The manner in which the NDPS Act is enforced in Punjab is ill-suited to the state, because the law focuses mainly on deterrence and prevention of trafficking. But the problem in Punjab is addiction. Drug use is rampant across Punjab, with abuse of opium, poppy husk, heroin and pharmaceutical drugs being most common. Our analysis of cases from four districts in Punjab (Amritsar, Jalandhar, Ludhiana and Patiala) shows that most people brought before the courts are either users or small peddlers who sell drugs to feed their own habit.

A quick scan of the arrest data of 2014 and 2015 from four police stations in Amritsar reveals that most people are arrested for carrying drugs for personal consumption. For example, of the 72 arrests made by the Chheharta police station in Amritsar for possession of heroin, only six were for carrying commercial quantities. We were also informed by reliable sources that addicts who were inmates of the Amritsar central prison injected themselves with blood from fellow drug-addicted prisoners just so they could get a high.
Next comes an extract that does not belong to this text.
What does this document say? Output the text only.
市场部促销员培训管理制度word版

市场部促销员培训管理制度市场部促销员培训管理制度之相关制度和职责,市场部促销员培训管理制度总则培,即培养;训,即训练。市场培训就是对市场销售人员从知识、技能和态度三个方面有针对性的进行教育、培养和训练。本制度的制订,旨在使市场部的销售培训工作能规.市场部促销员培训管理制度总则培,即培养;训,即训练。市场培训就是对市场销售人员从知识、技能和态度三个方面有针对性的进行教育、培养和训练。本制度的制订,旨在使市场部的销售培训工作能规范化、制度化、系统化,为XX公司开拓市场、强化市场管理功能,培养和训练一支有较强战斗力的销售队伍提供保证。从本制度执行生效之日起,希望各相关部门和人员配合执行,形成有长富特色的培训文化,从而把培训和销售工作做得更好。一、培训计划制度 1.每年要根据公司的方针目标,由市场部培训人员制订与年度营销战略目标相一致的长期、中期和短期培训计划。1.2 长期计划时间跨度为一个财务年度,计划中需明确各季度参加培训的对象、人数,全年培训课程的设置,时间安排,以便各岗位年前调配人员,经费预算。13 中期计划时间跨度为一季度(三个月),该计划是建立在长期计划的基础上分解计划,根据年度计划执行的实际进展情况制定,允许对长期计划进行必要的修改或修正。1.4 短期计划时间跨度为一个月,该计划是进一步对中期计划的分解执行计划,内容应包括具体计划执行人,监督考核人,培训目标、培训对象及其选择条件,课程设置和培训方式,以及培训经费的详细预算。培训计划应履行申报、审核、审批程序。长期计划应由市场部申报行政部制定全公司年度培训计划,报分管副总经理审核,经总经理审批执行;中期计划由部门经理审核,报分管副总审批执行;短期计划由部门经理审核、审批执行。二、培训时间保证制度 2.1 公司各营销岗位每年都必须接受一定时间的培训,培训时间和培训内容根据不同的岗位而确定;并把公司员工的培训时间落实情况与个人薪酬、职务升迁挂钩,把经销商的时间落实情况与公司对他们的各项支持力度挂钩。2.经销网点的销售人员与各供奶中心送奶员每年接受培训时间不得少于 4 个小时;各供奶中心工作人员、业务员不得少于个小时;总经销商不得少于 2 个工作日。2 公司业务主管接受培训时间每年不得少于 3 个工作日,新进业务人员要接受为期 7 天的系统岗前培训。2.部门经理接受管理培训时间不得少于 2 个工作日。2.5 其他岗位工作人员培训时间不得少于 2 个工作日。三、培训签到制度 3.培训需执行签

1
The drug problem in Punjab is often attributed to a porous Indo-Pak border.Punjab shares a 553 km border with Pakistan, through which heroin is apparently channelled from Afghanistan.But the porous border is a small part of the problem. As one moves further inland, the pattern of drug use changes, but the incidence of drug use remains dangerously high. Police recovered massive quantities of opium (3,822 kg) and poppy husk (4,610 kg) in 2015 from Jalandhar and Ludhiana, respectively.No other state along the same Indo-Pak border boasts of the same magnitude of drugs-related cases.

In 2013 and 2014, when the extent of drug abuse in the state first caught the attention of the national media, a social worker at a de-addiction centre in Punjab told us that the police went on an overdrive to appear to be taking steps to curb trafficking and actively rehabilitate addicts. Apparently , they forcibly took people enrolled for de-addiction, and sent them to rehabilitation camps set up by the government. This move corresponded with a fall in the number of arrests under the NDPS Act between 2014 and 2015.

Burying the problem in the sand is not going to help anyone. A state government focussed only on saving face will be satisfied with knee-jerk reactions, without delving into the true cause of the problem. A Censor Board that prevents the release of a film depicting the truth will only prevent people from appreciating the gravity of the problem, leaving society de-sensitised, ignorant and disinclined to intervene.